En tant que lecteur insatiable de notre monde, je suis étonné par l’emprise de la linguistique publicitaire sur nos vies. Francine Prose nous rappelle qu’il n’y a tout simplement plus de démocratie possible si ce que nous lisons n’est qu’un interminable mensonge.
Des « armes de Destruction massive » à « l’Axe du mal » dont la Corée du Nord vient tout juste, cette semaine, d’être rayée, en échange d’un accord de non-prolifération nucléaire, les mots n’ont pas fini de nous hanter.
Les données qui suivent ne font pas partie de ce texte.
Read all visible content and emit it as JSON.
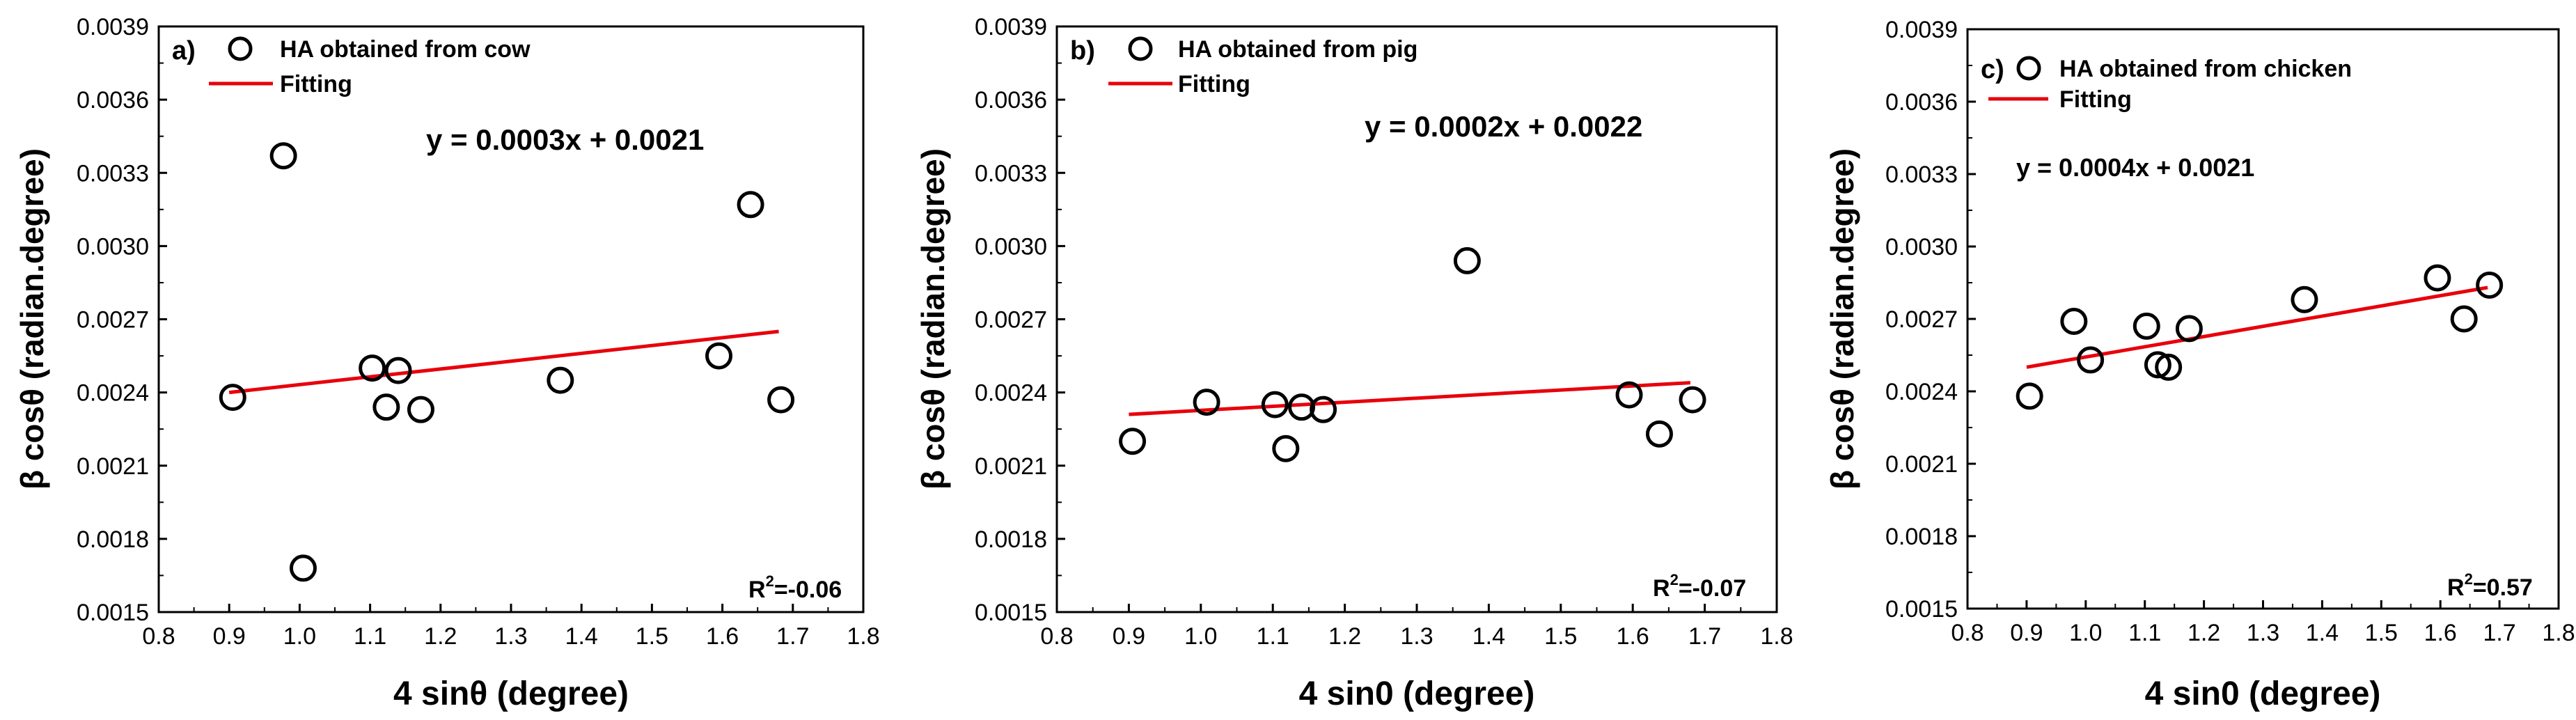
{
  "chart_data": [
    {
      "type": "scatter",
      "panel_label": "a)",
      "xlabel": "4 sinθ (degree)",
      "ylabel": "β cosθ (radian.degree)",
      "xlim": [
        0.8,
        1.8
      ],
      "ylim": [
        0.0015,
        0.0039
      ],
      "xticks": [
        "0.8",
        "0.9",
        "1.0",
        "1.1",
        "1.2",
        "1.3",
        "1.4",
        "1.5",
        "1.6",
        "1.7",
        "1.8"
      ],
      "yticks": [
        "0.0015",
        "0.0018",
        "0.0021",
        "0.0024",
        "0.0027",
        "0.0030",
        "0.0033",
        "0.0036",
        "0.0039"
      ],
      "series": [
        {
          "name": "HA obtained from cow",
          "marker": "circle",
          "points": [
            {
              "x": 0.905,
              "y": 0.00238
            },
            {
              "x": 0.977,
              "y": 0.00337
            },
            {
              "x": 1.005,
              "y": 0.00168
            },
            {
              "x": 1.103,
              "y": 0.0025
            },
            {
              "x": 1.123,
              "y": 0.00234
            },
            {
              "x": 1.14,
              "y": 0.00249
            },
            {
              "x": 1.172,
              "y": 0.00233
            },
            {
              "x": 1.37,
              "y": 0.00245
            },
            {
              "x": 1.595,
              "y": 0.00255
            },
            {
              "x": 1.64,
              "y": 0.00317
            },
            {
              "x": 1.683,
              "y": 0.00237
            }
          ]
        }
      ],
      "fit": {
        "name": "Fitting",
        "x": [
          0.9,
          1.68
        ],
        "y": [
          0.0024,
          0.00265
        ],
        "color": "#e8000b"
      },
      "equation": "y = 0.0003x + 0.0021",
      "r2_label": "R",
      "r2_sup": "2",
      "r2_value": "=-0.06"
    },
    {
      "type": "scatter",
      "panel_label": "b)",
      "xlabel": "4 sin0 (degree)",
      "ylabel": "β cosθ (radian.degree)",
      "xlim": [
        0.8,
        1.8
      ],
      "ylim": [
        0.0015,
        0.0039
      ],
      "xticks": [
        "0.8",
        "0.9",
        "1.0",
        "1.1",
        "1.2",
        "1.3",
        "1.4",
        "1.5",
        "1.6",
        "1.7",
        "1.8"
      ],
      "yticks": [
        "0.0015",
        "0.0018",
        "0.0021",
        "0.0024",
        "0.0027",
        "0.0030",
        "0.0033",
        "0.0036",
        "0.0039"
      ],
      "series": [
        {
          "name": "HA obtained from pig",
          "marker": "circle",
          "points": [
            {
              "x": 0.905,
              "y": 0.0022
            },
            {
              "x": 1.008,
              "y": 0.00236
            },
            {
              "x": 1.103,
              "y": 0.00235
            },
            {
              "x": 1.118,
              "y": 0.00217
            },
            {
              "x": 1.14,
              "y": 0.00234
            },
            {
              "x": 1.17,
              "y": 0.00233
            },
            {
              "x": 1.37,
              "y": 0.00294
            },
            {
              "x": 1.595,
              "y": 0.00239
            },
            {
              "x": 1.637,
              "y": 0.00223
            },
            {
              "x": 1.683,
              "y": 0.00237
            }
          ]
        }
      ],
      "fit": {
        "name": "Fitting",
        "x": [
          0.9,
          1.68
        ],
        "y": [
          0.00231,
          0.00244
        ],
        "color": "#e8000b"
      },
      "equation": "y = 0.0002x + 0.0022",
      "r2_label": "R",
      "r2_sup": "2",
      "r2_value": "=-0.07"
    },
    {
      "type": "scatter",
      "panel_label": "c)",
      "xlabel": "4 sin0 (degree)",
      "ylabel": "β cosθ (radian.degree)",
      "xlim": [
        0.8,
        1.8
      ],
      "ylim": [
        0.0015,
        0.0039
      ],
      "xticks": [
        "0.8",
        "0.9",
        "1.0",
        "1.1",
        "1.2",
        "1.3",
        "1.4",
        "1.5",
        "1.6",
        "1.7",
        "1.8"
      ],
      "yticks": [
        "0.0015",
        "0.0018",
        "0.0021",
        "0.0024",
        "0.0027",
        "0.0030",
        "0.0033",
        "0.0036",
        "0.0039"
      ],
      "series": [
        {
          "name": "HA obtained from chicken",
          "marker": "circle",
          "points": [
            {
              "x": 0.905,
              "y": 0.00238
            },
            {
              "x": 0.98,
              "y": 0.00269
            },
            {
              "x": 1.008,
              "y": 0.00253
            },
            {
              "x": 1.103,
              "y": 0.00267
            },
            {
              "x": 1.122,
              "y": 0.00251
            },
            {
              "x": 1.14,
              "y": 0.0025
            },
            {
              "x": 1.175,
              "y": 0.00266
            },
            {
              "x": 1.37,
              "y": 0.00278
            },
            {
              "x": 1.595,
              "y": 0.00287
            },
            {
              "x": 1.64,
              "y": 0.0027
            },
            {
              "x": 1.683,
              "y": 0.00284
            }
          ]
        }
      ],
      "fit": {
        "name": "Fitting",
        "x": [
          0.9,
          1.68
        ],
        "y": [
          0.0025,
          0.00283
        ],
        "color": "#e8000b"
      },
      "equation": "y = 0.0004x + 0.0021",
      "r2_label": "R",
      "r2_sup": "2",
      "r2_value": "=0.57"
    }
  ]
}
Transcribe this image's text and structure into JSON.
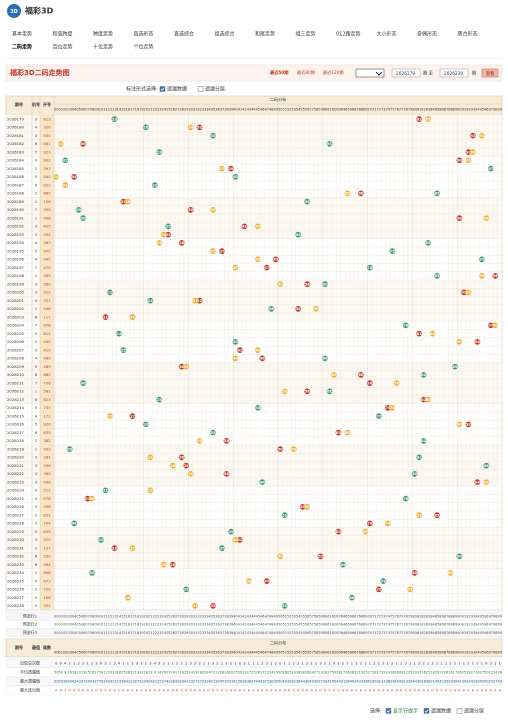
{
  "header": {
    "logo": "福彩3D",
    "nav": [
      "基本走势",
      "和值跨度",
      "跨度走势",
      "直选形态",
      "直选综合",
      "组选综合",
      "和尾走势",
      "组三走势",
      "012路走势",
      "大小形态",
      "奇偶形态",
      "质合形态"
    ],
    "nav2": [
      "二码走势",
      "百位走势",
      "十位走势",
      "个位走势"
    ]
  },
  "title_bar": {
    "title": "福彩3D二码走势图",
    "ranges": [
      "最近50期",
      "最近80期",
      "最近120期"
    ],
    "start": "2026179",
    "mid": "期 至",
    "end": "2026239",
    "suffix": "期",
    "button": "查看"
  },
  "options": {
    "label": "标注形式选择:",
    "items": [
      {
        "text": "遗漏数据",
        "checked": true
      },
      {
        "text": "遗漏分层",
        "checked": false
      }
    ]
  },
  "table": {
    "headers": [
      "期号",
      "机号",
      "开号"
    ],
    "group": "二码分布",
    "codes": [
      "00",
      "01",
      "02",
      "03",
      "04",
      "05",
      "06",
      "07",
      "08",
      "09",
      "10",
      "11",
      "12",
      "13",
      "14",
      "15",
      "16",
      "17",
      "18",
      "19",
      "20",
      "21",
      "22",
      "23",
      "24",
      "25",
      "26",
      "27",
      "28",
      "29",
      "30",
      "31",
      "32",
      "33",
      "34",
      "35",
      "36",
      "37",
      "38",
      "39",
      "40",
      "41",
      "42",
      "43",
      "44",
      "45",
      "46",
      "47",
      "48",
      "49",
      "50",
      "51",
      "52",
      "53",
      "54",
      "55",
      "56",
      "57",
      "58",
      "59",
      "60",
      "61",
      "62",
      "63",
      "64",
      "65",
      "66",
      "67",
      "68",
      "69",
      "70",
      "71",
      "72",
      "73",
      "74",
      "75",
      "76",
      "77",
      "78",
      "79",
      "80",
      "81",
      "82",
      "83",
      "84",
      "85",
      "86",
      "87",
      "88",
      "89",
      "90",
      "91",
      "92",
      "93",
      "94",
      "95",
      "96",
      "97",
      "98",
      "99"
    ],
    "hit_colors": [
      "#c0392b",
      "#3a9a7a",
      "#f0b030"
    ],
    "rows": [
      {
        "issue": "2026179",
        "test": "3",
        "number": "813",
        "hits": [
          81,
          13,
          83
        ]
      },
      {
        "issue": "2026180",
        "test": "4",
        "number": "320",
        "hits": [
          32,
          20,
          30
        ]
      },
      {
        "issue": "2026181",
        "test": "3",
        "number": "935",
        "hits": [
          93,
          35,
          95
        ]
      },
      {
        "issue": "2026182",
        "test": "6",
        "number": "061",
        "hits": [
          6,
          61,
          1
        ]
      },
      {
        "issue": "2026183",
        "test": "7",
        "number": "923",
        "hits": [
          92,
          23,
          93
        ]
      },
      {
        "issue": "2026184",
        "test": "3",
        "number": "902",
        "hits": [
          90,
          2,
          92
        ]
      },
      {
        "issue": "2026185",
        "test": "1",
        "number": "397",
        "hits": [
          39,
          97,
          37
        ]
      },
      {
        "issue": "2026186",
        "test": "5",
        "number": "040",
        "hits": [
          4,
          40,
          0
        ]
      },
      {
        "issue": "2026187",
        "test": "4",
        "number": "022",
        "hits": [
          2,
          22,
          2
        ]
      },
      {
        "issue": "2026188",
        "test": "2",
        "number": "685",
        "hits": [
          68,
          85,
          65
        ]
      },
      {
        "issue": "2026189",
        "test": "1",
        "number": "156",
        "hits": [
          15,
          56,
          16
        ]
      },
      {
        "issue": "2026190",
        "test": "7",
        "number": "305",
        "hits": [
          30,
          5,
          35
        ]
      },
      {
        "issue": "2026191",
        "test": "1",
        "number": "906",
        "hits": [
          90,
          6,
          96
        ]
      },
      {
        "issue": "2026192",
        "test": "3",
        "number": "425",
        "hits": [
          42,
          25,
          45
        ]
      },
      {
        "issue": "2026193",
        "test": "3",
        "number": "254",
        "hits": [
          25,
          54,
          24
        ]
      },
      {
        "issue": "2026194",
        "test": "4",
        "number": "283",
        "hits": [
          28,
          83,
          23
        ]
      },
      {
        "issue": "2026195",
        "test": "5",
        "number": "375",
        "hits": [
          37,
          75,
          35
        ]
      },
      {
        "issue": "2026196",
        "test": "4",
        "number": "495",
        "hits": [
          49,
          95,
          45
        ]
      },
      {
        "issue": "2026197",
        "test": "7",
        "number": "470",
        "hits": [
          47,
          70,
          40
        ]
      },
      {
        "issue": "2026198",
        "test": "1",
        "number": "985",
        "hits": [
          98,
          85,
          95
        ]
      },
      {
        "issue": "2026199",
        "test": "3",
        "number": "560",
        "hits": [
          56,
          60,
          50
        ]
      },
      {
        "issue": "2026200",
        "test": "3",
        "number": "912",
        "hits": [
          91,
          12,
          92
        ]
      },
      {
        "issue": "2026201",
        "test": "4",
        "number": "321",
        "hits": [
          32,
          21,
          31
        ]
      },
      {
        "issue": "2026202",
        "test": "1",
        "number": "548",
        "hits": [
          54,
          48,
          58
        ]
      },
      {
        "issue": "2026203",
        "test": "6",
        "number": "117",
        "hits": [
          11,
          17,
          17
        ]
      },
      {
        "issue": "2026204",
        "test": "7",
        "number": "978",
        "hits": [
          97,
          78,
          98
        ]
      },
      {
        "issue": "2026205",
        "test": "5",
        "number": "814",
        "hits": [
          81,
          14,
          84
        ]
      },
      {
        "issue": "2026206",
        "test": "2",
        "number": "940",
        "hits": [
          94,
          40,
          90
        ]
      },
      {
        "issue": "2026207",
        "test": "3",
        "number": "415",
        "hits": [
          41,
          15,
          45
        ]
      },
      {
        "issue": "2026208",
        "test": "4",
        "number": "460",
        "hits": [
          46,
          60,
          40
        ]
      },
      {
        "issue": "2026209",
        "test": "5",
        "number": "289",
        "hits": [
          28,
          89,
          29
        ]
      },
      {
        "issue": "2026210",
        "test": "8",
        "number": "682",
        "hits": [
          68,
          82,
          62
        ]
      },
      {
        "issue": "2026211",
        "test": "7",
        "number": "706",
        "hits": [
          70,
          6,
          76
        ]
      },
      {
        "issue": "2026212",
        "test": "1",
        "number": "561",
        "hits": [
          56,
          61,
          51
        ]
      },
      {
        "issue": "2026213",
        "test": "6",
        "number": "823",
        "hits": [
          82,
          23,
          83
        ]
      },
      {
        "issue": "2026214",
        "test": "5",
        "number": "745",
        "hits": [
          74,
          45,
          75
        ]
      },
      {
        "issue": "2026215",
        "test": "4",
        "number": "172",
        "hits": [
          17,
          72,
          12
        ]
      },
      {
        "issue": "2026216",
        "test": "5",
        "number": "920",
        "hits": [
          92,
          20,
          90
        ]
      },
      {
        "issue": "2026217",
        "test": "6",
        "number": "635",
        "hits": [
          63,
          35,
          65
        ]
      },
      {
        "issue": "2026218",
        "test": "2",
        "number": "382",
        "hits": [
          38,
          82,
          32
        ]
      },
      {
        "issue": "2026219",
        "test": "1",
        "number": "503",
        "hits": [
          50,
          3,
          53
        ]
      },
      {
        "issue": "2026220",
        "test": "3",
        "number": "281",
        "hits": [
          28,
          81,
          21
        ]
      },
      {
        "issue": "2026221",
        "test": "3",
        "number": "296",
        "hits": [
          29,
          96,
          26
        ]
      },
      {
        "issue": "2026222",
        "test": "4",
        "number": "380",
        "hits": [
          38,
          80,
          30
        ]
      },
      {
        "issue": "2026223",
        "test": "3",
        "number": "946",
        "hits": [
          94,
          46,
          96
        ]
      },
      {
        "issue": "2026224",
        "test": "9",
        "number": "211",
        "hits": [
          21,
          11,
          21
        ]
      },
      {
        "issue": "2026225",
        "test": "3",
        "number": "078",
        "hits": [
          7,
          78,
          8
        ]
      },
      {
        "issue": "2026226",
        "test": "3",
        "number": "556",
        "hits": [
          55,
          56,
          56
        ]
      },
      {
        "issue": "2026227",
        "test": "2",
        "number": "851",
        "hits": [
          85,
          51,
          81
        ]
      },
      {
        "issue": "2026228",
        "test": "3",
        "number": "704",
        "hits": [
          70,
          4,
          74
        ]
      },
      {
        "issue": "2026229",
        "test": "0",
        "number": "639",
        "hits": [
          63,
          39,
          69
        ]
      },
      {
        "issue": "2026230",
        "test": "3",
        "number": "410",
        "hits": [
          41,
          10,
          40
        ]
      },
      {
        "issue": "2026231",
        "test": "2",
        "number": "137",
        "hits": [
          13,
          37,
          17
        ]
      },
      {
        "issue": "2026232",
        "test": "8",
        "number": "590",
        "hits": [
          59,
          90,
          50
        ]
      },
      {
        "issue": "2026233",
        "test": "6",
        "number": "264",
        "hits": [
          26,
          64,
          24
        ]
      },
      {
        "issue": "2026234",
        "test": "1",
        "number": "808",
        "hits": [
          80,
          8,
          88
        ]
      },
      {
        "issue": "2026235",
        "test": "5",
        "number": "473",
        "hits": [
          47,
          73,
          43
        ]
      },
      {
        "issue": "2026236",
        "test": "2",
        "number": "729",
        "hits": [
          72,
          29,
          79
        ]
      },
      {
        "issue": "2026237",
        "test": "5",
        "number": "166",
        "hits": [
          16,
          66,
          16
        ]
      },
      {
        "issue": "2026238",
        "test": "0",
        "number": "351",
        "hits": [
          35,
          51,
          31
        ]
      }
    ]
  },
  "presel": {
    "labels": [
      "预选行1",
      "预选行2",
      "预选行3"
    ]
  },
  "stats": {
    "headers": [
      "期号",
      "最值",
      "尾数"
    ],
    "group": "二码分布",
    "rows": [
      {
        "label": "出现总次数",
        "values": [
          0,
          0,
          4,
          2,
          1,
          2,
          2,
          1,
          2,
          2,
          0,
          3,
          1,
          3,
          4,
          1,
          1,
          3,
          3,
          3,
          2,
          3,
          4,
          3,
          2,
          1,
          1,
          2,
          2,
          1,
          3,
          2,
          2,
          1,
          1,
          3,
          2,
          1,
          1,
          2,
          1,
          0,
          3,
          1,
          1,
          1,
          2,
          3,
          1,
          2,
          0,
          1,
          1,
          2,
          2,
          1,
          2,
          1,
          1,
          3,
          2,
          1,
          0,
          1,
          2,
          2,
          1,
          3,
          2,
          1,
          1,
          2,
          2,
          2,
          1,
          2,
          1,
          1,
          3,
          1,
          1,
          2,
          2,
          1,
          2,
          1,
          1,
          1,
          2,
          2,
          1,
          1,
          2,
          1,
          2,
          1,
          0,
          3,
          1,
          1
        ]
      },
      {
        "label": "平均遗漏值",
        "values": [
          50,
          50,
          9,
          16,
          18,
          10,
          19,
          25,
          16,
          17,
          50,
          12,
          29,
          13,
          10,
          25,
          26,
          12,
          13,
          11,
          18,
          12,
          9,
          14,
          20,
          27,
          24,
          17,
          16,
          25,
          14,
          19,
          18,
          29,
          24,
          12,
          17,
          28,
          26,
          20,
          25,
          50,
          13,
          27,
          25,
          26,
          17,
          12,
          24,
          19,
          50,
          26,
          25,
          19,
          18,
          28,
          16,
          24,
          27,
          13,
          18,
          27,
          50,
          28,
          17,
          16,
          26,
          12,
          19,
          25,
          27,
          18,
          17,
          19,
          24,
          16,
          26,
          28,
          12,
          25,
          29,
          17,
          16,
          25,
          18,
          29,
          27,
          26,
          16,
          17,
          26,
          25,
          18,
          27,
          16,
          27,
          50,
          12,
          24,
          28
        ]
      },
      {
        "label": "最大遗漏值",
        "values": [
          50,
          50,
          36,
          34,
          42,
          43,
          37,
          30,
          43,
          37,
          50,
          24,
          29,
          21,
          15,
          36,
          41,
          23,
          27,
          22,
          34,
          29,
          21,
          25,
          37,
          42,
          38,
          30,
          28,
          41,
          23,
          27,
          37,
          24,
          34,
          21,
          30,
          45,
          39,
          31,
          41,
          50,
          26,
          38,
          37,
          44,
          33,
          25,
          36,
          30,
          50,
          40,
          39,
          32,
          36,
          44,
          30,
          40,
          39,
          27,
          32,
          41,
          50,
          43,
          31,
          28,
          40,
          24,
          33,
          38,
          42,
          30,
          31,
          33,
          38,
          29,
          40,
          43,
          23,
          39,
          44,
          30,
          28,
          38,
          31,
          45,
          42,
          39,
          29,
          30,
          41,
          39,
          32,
          42,
          30,
          40,
          50,
          25,
          37,
          43
        ]
      },
      {
        "label": "最大连出值",
        "values": [
          0,
          0,
          1,
          0,
          0,
          0,
          0,
          0,
          0,
          0,
          0,
          0,
          0,
          0,
          1,
          0,
          0,
          0,
          0,
          0,
          0,
          0,
          0,
          0,
          0,
          0,
          0,
          0,
          0,
          0,
          0,
          0,
          0,
          0,
          0,
          0,
          0,
          0,
          0,
          0,
          0,
          0,
          0,
          0,
          0,
          0,
          0,
          0,
          0,
          0,
          0,
          0,
          0,
          0,
          0,
          0,
          0,
          0,
          0,
          0,
          0,
          0,
          0,
          0,
          0,
          0,
          0,
          0,
          0,
          0,
          0,
          0,
          0,
          0,
          0,
          0,
          0,
          0,
          0,
          0,
          0,
          0,
          0,
          0,
          0,
          0,
          0,
          0,
          0,
          0,
          0,
          0,
          0,
          0,
          0,
          0,
          0,
          0,
          0,
          0
        ]
      }
    ]
  },
  "footer": {
    "label": "选择:",
    "items": [
      {
        "text": "显示行提示",
        "checked": true
      },
      {
        "text": "遗漏数据",
        "checked": true
      },
      {
        "text": "遗漏分层",
        "checked": false
      }
    ]
  }
}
Une tante, promenant sa nièce en voiture devant un théâtre d’ Atlantic Beach, Floride, a exigé que les « Vagina Monologues « soient rebaptisés les « Hooha Monologues ». « Hooha », argot d’enfant (en Floride ?), survêcut ainsi deux jours sur le « marquee » avant d’être remplacé par le mot qui avait déjà fait le tour du monde dans sa révolutionnaire nudité, « Vagina ». « Supprimer le mot , c’est supprimer la femme », dit en substance, une des organisatrices de la production.
Mon crayon boiteux avait entamé sa route au Rwanda, il y a deux ans. Là aussi un mot tenait le devant de la scène. « Ibuka ». J’y avais découvert ce minuscule et magnifique pays seul face à l’enjeu de son génocide. Cela se dit « Ibuka » (« souvenez-vous en Kinyarwanda). La planète devrait se souvenir du génocide rwandais. Une folie qui nous appartient en propre, nous le genre humain. Nous devrions adopter le terme Ibuka=génocide rwandais (plus de 800 000 personnes tuées à la machette trois mois durant). Avant que d’oublier. Car le nouveau problème du Rwanda 2007 est la surpopulation. L’article ne précisait pas les démographies respectives Hutus, Tutsis… Le gouvernement Kagame prépare un contrôle démographique draconien. Pour qu’ « Ibuka » ne reste qu’un mot, une page d’histoire !
En cette semaine glaciale le hasard nous entraine voir l’ « Inconvenient Truth » d’Al Goree sur le réchauffement global (entendu dans la salle : « il fait froid , quel soulagement ! »). Ce film d’éveil se prolongera par un concert le 7 juillet 2007 (Bon Jovi, Red Hot Chili Peppers, Snoop Dogg…) pour lancer la campagne si bien nommée :
Save Our Selves.
The Campaign for a climate in crisis ….
SOS…Le climat illisible en somme.
Bye
PS : .Vu l’expo Reveron, un Gauguin vénézuélien, à découvrir au Moma. Horoscope de jeudi dernier dans un gratuit du métro, AM : « Pas de problème ; quand vous rentrez dans un mur, vous y découvrez vite une porte secrète ! » Cela devrait être notre slogan de vie.